Jakarta, TopBusiness – Pandemi Covid-19 yang melanda dunia seperti sekarang ini, telah meningkatkan kesadaran masyarakat terhadap pentingnya makanan dan minuman bernutrisi untuk menjaga kesehatan tubuh.
Yogurt dan Susu adalah beberapa contoh produk konsumen bernutrisi tinggi yang berperan dalam menjaga imunitas tubuh. Tidaklah mengherankan apabila lembaga riset Euromonitor mengungkapkan kategori produk bernutrisi seperti yogurt dan susu memperlihatkan prospek pasar yang bertumbuh positif.
Konsumsi produk susu di Indonesia cenderung bertumbuh, meskipun tingkat konsumsi susu per kapita di Indonesia pada tahun 2020, menurut hasil riset Euromonitor, masih sebesar US$ 6 dolar. Jumlah itu masih lebih rendah dari sejumlah negara ASEAN lainya seperti Malaysia (US$ 16 dolar/kapita), Thailand (US$ 25 dolar/kapita) dan Vietnam (US$ 32,0 dolar/kapita).
Kondisi tersebut akan menjadi peluang dan memiliki prospek usaha yang baik bagi industri susu di Indonesia, yang tingkat konsumsi per kapitanya diperkirakan akan meningkat hampir dua kali lipat menjadi US$ 11,7 dolar pada tahun 2025.
Kondisi tersebut melahirkan komitmen dari PT Cisarua Mountain Dairy Tbk sebagai penghasil produk susu premium bermerek dagang Cimory serta Produk Konsumen Premium bermerek dagang Besto dan Kanzler, untuk meningkatkan kapasitas produksi dan memperluas distribusi agar lebih terjangkau untuk memenuhi kebutuhan produk minuman susu bernutrisi.
Guna memenuhi kebutuhan tersebut, PT Cisarua Mountain Dairy Tbk akan menjual 1.190.203.000 saham kepada masyarakat melalui penawaran umum saham perdana atau Initial Public Offering (IPO) di PT Bursa Efek Indonesia (BEI). Jumlah saham tersebut mewakili 15% dari modal ditempatkan dan disetor penuh Perseroan dengan nilai nominal Rp10,- per saham.
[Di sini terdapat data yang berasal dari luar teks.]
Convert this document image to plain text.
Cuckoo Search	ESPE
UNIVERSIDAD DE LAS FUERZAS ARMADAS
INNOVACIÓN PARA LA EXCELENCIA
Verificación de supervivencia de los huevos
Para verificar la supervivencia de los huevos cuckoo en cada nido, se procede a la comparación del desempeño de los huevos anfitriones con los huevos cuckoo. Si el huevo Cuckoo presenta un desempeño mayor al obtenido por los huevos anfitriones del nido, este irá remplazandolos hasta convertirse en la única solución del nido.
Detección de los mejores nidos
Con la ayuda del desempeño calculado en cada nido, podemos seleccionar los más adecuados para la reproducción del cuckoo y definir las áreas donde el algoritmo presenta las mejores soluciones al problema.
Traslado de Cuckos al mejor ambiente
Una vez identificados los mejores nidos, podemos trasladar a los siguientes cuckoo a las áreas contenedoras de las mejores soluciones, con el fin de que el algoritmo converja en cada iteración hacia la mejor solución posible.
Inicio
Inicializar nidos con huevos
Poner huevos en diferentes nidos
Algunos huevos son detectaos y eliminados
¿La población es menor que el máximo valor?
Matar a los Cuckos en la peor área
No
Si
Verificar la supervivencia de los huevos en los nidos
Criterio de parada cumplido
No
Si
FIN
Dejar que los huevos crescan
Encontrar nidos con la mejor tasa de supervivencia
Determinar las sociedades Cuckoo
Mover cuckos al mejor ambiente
“Harga saham perdana tersebut ditetapkan sekitar Rp2.780,- hingga Rp3.160,- per saham. Sehingga total dana hasil IPO yang akan dihimpun oleh Perseroan akan mencapai sebanyak-banyaknya Rp3.761.041.480.000,” ujar keterangan resmi perseroan, Rabu (10/11/2021).
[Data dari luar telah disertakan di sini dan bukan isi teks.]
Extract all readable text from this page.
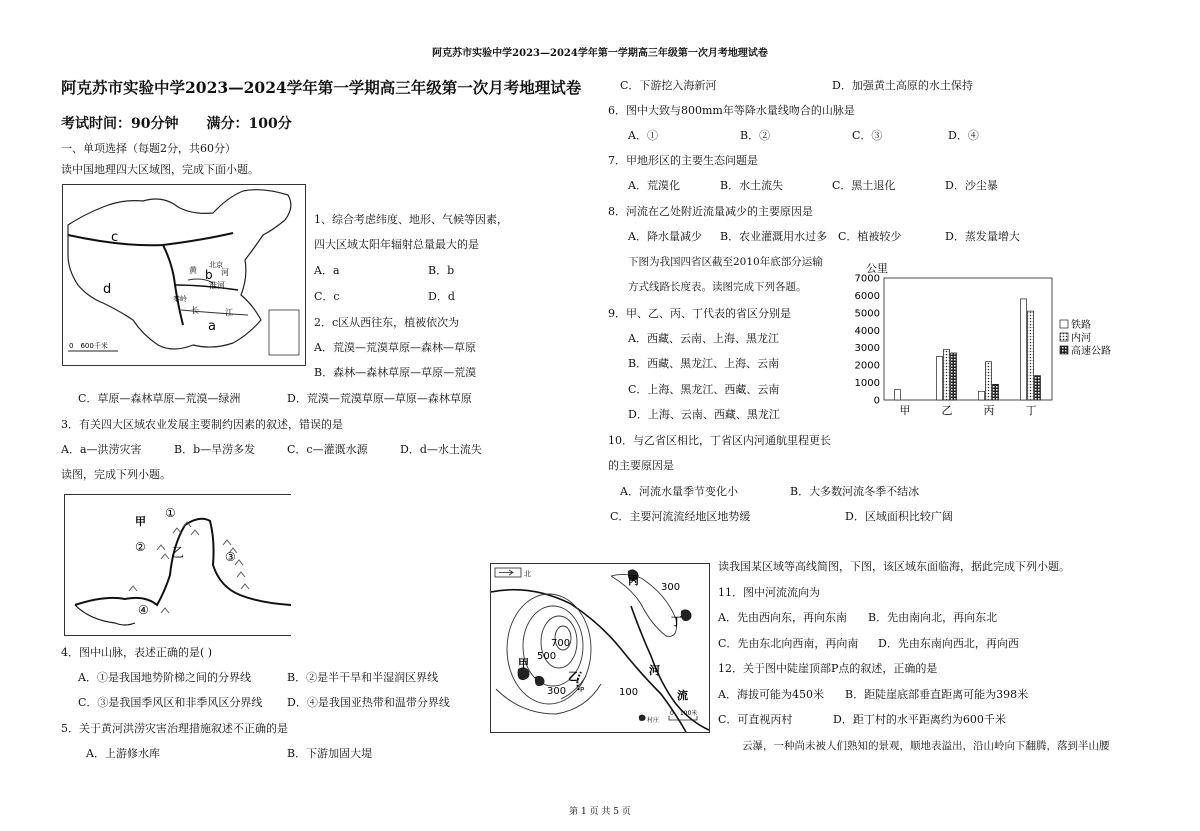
阿克苏市实验中学2023—2024学年第一学期高三年级第一次月考地理试卷
阿克苏市实验中学2023—2024学年第一学期高三年级第一次月考地理试卷
考试时间：90分钟　　满分：100分
一、单项选择（每题2分，共60分）
读中国地理四大区域图，完成下面小题。
c
d
b
a
北京
黄	河
淮河
秦岭
长	江
0　600千米
1、综合考虑纬度、地形、气候等因素，
四大区域太阳年辐射总量最大的是
A．a	B．b
C．c	D．d
2．c区从西往东，植被依次为
A．荒漠—荒漠草原—森林—草原
B．森林—森林草原—草原—荒漠
C．草原—森林草原—荒漠—绿洲	D．荒漠—荒漠草原—草原—森林草原
3．有关四大区域农业发展主要制约因素的叙述，错误的是
A．a—洪涝灾害	B．b—旱涝多发	C．c—灌溉水源	D．d—水土流失
读图，完成下列小题。
甲
乙
①
②
③
④
4．图中山脉，表述正确的是( )
A．①是我国地势阶梯之间的分界线	B．②是半干旱和半湿润区界线
C．③是我国季风区和非季风区分界线 D．④是我国亚热带和温带分界线
5．关于黄河洪涝灾害治理措施叙述不正确的是
A．上游修水库	B．下游加固大堤
C．下游挖入海新河	D．加强黄土高原的水土保持
6．图中大致与800mm年等降水量线吻合的山脉是
A．①	B．②	C．③	D．④
7．甲地形区的主要生态问题是
A．荒漠化	B．水土流失	C．黑土退化	D．沙尘暴
8．河流在乙处附近流量减少的主要原因是
A．降水量减少 B．农业灌溉用水过多 C．植被较少	D．蒸发量增大
下图为我国四省区截至2010年底部分运输
方式线路长度表。读图完成下列各题。
公里
0
1000
2000
3000
4000
5000
6000
7000
甲	乙	丙	丁
铁路
内河
高速公路
9．甲、乙、丙、丁代表的省区分别是
A．西藏、云南、上海、黑龙江
B．西藏、黑龙江、上海、云南
C．上海、黑龙江、西藏、云南
D．上海、云南、西藏、黑龙江
10．与乙省区相比，丁省区内河通航里程更长
的主要原因是
A．河流水量季节变化小	B．大多数河流冬季不结冰
C．主要河流流经地区地势缓	D．区域面积比较广阔
北	丙
丁
甲
乙
P
300
700
500
300	100
河
流
村庄
0　100米
读我国某区域等高线简图，下图，该区域东面临海，据此完成下列小题。
11．图中河流流向为
A．先由西向东，再向东南 B．先由南向北，再向东北
C．先由东北向西南，再向南 D．先由东南向西北，再向西
12．关于图中陡崖顶部P点的叙述，正确的是
A．海拔可能为450米 B．距陡崖底部垂直距离可能为398米
C．可直视丙村	D．距丁村的水平距离约为600千米
云瀑，一种尚未被人们熟知的景观，顺地表溢出，沿山岭向下翻腾，落到半山腰
第 1 页 共 5 页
Setelah dikurangi dengan biaya emisi, Perseroan akan menggunakan dana tersebut untuk: sekitar 33% akan digunakan untuk belanja modal terkait dengan penambahan kapasitas untuk fasilitas produksi dalam bentuk: properti, pabrik, peralatan.
Kemudian, sekitar 25% untuk penyetoran modal kepada Entitas Anak yaitu PT Macroprima Panganutama (MP), perusahaan pengolahan dan pengalengan makanan. Dana tersebut utamanya akan digunakan oleh MP untuk penambahan kapasitas untuk fasilitas produksi, serta untuk modal kerja.
Lalu, sekitar 20% untuk penyetoran modal kepada Entitas Anak PT Macrosentra Niagaboga (MN), perusahaan yang bergerak di bidang agen dan distributor. Dana tersebut utamanya akan digunakan oleh MN untuk belanja modal yang berkaitan dengan rencana ekspansi pusat distribusi, serta untuk modal kerja.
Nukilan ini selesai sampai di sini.